Я немного знал Боргини по Мехико, хотя он был лет на десять младше меня, в то время ему было около тридцати. Но я не видел его с тех пор, как его роман получил престижную премию в Испании. Теперь его книга выходила на английском, и он пригласил меня принять участие в ее нью-йоркской презентации, как это принято делать в Мехико: вместо авторского чтения — обсуждение книги другими писателями. Боргини прилетел из Берлина, где с недавнего времени служил атташе по культуре при посольстве Мексики. Еще одним автором, представлявшим свой новый роман, была мексиканка Габриэла Кастресана, переехавшая в Бруклин из Мехико пару лет назад и теперь жившая с двумя детьми-подростками в собственной двухэтажной квартире всего в нескольких кварталах от меня. Габриэла, очаровательная, блистательная сорокалетняя красавица, принадлежала к тому типу социально активных писательниц, которые, куда бы они ни пошли, умудряются завести друзей в литературных кругах, причем не важно, знамениты эти люди или нет.
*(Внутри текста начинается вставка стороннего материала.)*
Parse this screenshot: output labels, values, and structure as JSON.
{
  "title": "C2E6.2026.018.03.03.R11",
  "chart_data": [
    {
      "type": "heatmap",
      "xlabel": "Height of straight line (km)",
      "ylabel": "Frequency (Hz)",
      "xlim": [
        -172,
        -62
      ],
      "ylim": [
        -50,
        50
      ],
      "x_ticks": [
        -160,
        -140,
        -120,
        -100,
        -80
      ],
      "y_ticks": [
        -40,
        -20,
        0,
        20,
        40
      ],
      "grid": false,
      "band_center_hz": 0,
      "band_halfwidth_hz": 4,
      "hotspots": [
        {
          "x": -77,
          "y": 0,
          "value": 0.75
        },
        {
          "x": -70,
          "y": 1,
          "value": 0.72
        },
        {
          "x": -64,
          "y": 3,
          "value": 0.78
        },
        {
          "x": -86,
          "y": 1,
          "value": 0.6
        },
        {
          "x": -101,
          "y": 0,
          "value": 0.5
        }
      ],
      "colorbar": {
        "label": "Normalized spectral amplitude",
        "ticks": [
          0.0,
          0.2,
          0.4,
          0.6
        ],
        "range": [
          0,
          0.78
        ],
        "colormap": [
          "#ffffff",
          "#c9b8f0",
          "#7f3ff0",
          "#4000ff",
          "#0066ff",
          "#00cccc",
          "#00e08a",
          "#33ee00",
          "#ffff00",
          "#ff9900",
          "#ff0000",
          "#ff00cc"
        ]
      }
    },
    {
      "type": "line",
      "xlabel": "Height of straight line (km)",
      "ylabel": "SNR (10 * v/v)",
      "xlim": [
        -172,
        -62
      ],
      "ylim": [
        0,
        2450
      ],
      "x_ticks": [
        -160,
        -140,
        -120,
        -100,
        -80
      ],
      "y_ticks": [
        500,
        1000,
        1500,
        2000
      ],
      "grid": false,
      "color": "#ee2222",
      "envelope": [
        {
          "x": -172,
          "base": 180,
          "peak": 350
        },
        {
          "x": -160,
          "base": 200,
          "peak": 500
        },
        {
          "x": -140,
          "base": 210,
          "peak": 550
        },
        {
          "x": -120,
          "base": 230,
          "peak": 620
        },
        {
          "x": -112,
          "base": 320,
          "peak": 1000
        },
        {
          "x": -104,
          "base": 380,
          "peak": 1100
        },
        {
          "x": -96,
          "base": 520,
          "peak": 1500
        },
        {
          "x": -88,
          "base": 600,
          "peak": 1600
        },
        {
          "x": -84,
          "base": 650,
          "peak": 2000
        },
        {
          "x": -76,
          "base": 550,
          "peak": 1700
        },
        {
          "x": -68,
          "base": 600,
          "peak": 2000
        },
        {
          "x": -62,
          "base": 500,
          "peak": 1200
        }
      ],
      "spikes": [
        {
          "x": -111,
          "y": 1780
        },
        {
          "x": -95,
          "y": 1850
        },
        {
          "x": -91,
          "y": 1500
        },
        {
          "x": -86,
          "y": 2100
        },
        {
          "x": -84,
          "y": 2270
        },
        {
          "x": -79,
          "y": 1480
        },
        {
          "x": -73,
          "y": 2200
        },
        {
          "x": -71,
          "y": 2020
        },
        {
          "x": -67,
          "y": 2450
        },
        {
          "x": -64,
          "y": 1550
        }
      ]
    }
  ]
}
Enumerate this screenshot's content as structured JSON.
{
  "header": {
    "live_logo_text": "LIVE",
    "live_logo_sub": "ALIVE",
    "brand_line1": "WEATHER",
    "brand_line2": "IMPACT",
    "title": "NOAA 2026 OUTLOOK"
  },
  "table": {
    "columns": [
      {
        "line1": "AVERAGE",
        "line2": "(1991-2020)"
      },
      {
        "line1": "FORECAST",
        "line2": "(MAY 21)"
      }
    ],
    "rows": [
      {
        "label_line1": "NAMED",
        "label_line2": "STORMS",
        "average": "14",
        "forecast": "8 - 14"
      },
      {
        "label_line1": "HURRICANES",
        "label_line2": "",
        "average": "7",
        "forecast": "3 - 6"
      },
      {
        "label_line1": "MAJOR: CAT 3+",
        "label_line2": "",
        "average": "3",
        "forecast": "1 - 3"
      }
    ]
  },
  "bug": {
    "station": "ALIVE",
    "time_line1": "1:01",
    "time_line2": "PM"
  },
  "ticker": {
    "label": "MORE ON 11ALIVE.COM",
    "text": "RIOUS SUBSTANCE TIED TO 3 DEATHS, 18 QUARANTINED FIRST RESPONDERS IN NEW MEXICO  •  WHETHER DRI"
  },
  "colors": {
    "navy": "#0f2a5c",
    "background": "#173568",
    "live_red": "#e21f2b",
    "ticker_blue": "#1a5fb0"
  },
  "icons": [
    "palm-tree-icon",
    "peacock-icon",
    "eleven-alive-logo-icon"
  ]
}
Вечером, после мероприятия, она устраивала у себя прием в честь Боргини, и предполагалось, что на ужин придет сам Салман Рушди. Когда она сказала мне об этом по телефону, я не мог не съязвить: а как насчет Сола Беллоу, не хотел бы он тоже познакомиться с Хосе Боргини? Когда презентация закончилась, Боргини остался подписывать книги, Габриэла стояла на краю сцены, приветствуя поклонников, а я направился к столу с вином в дальнем конце зала. У стола был лишь один человек — тоненькая, красивая брюнетка с короткой «рваной» стрижкой и блестящими карими глазами — эльфийская притягательность, восхитительно стройный стан, яркие губы, красная помада. Она улыбнулась мне той самой улыбкой, а я, должно быть, улыбнулся в ответ так, будто не мог поверить своему счастью.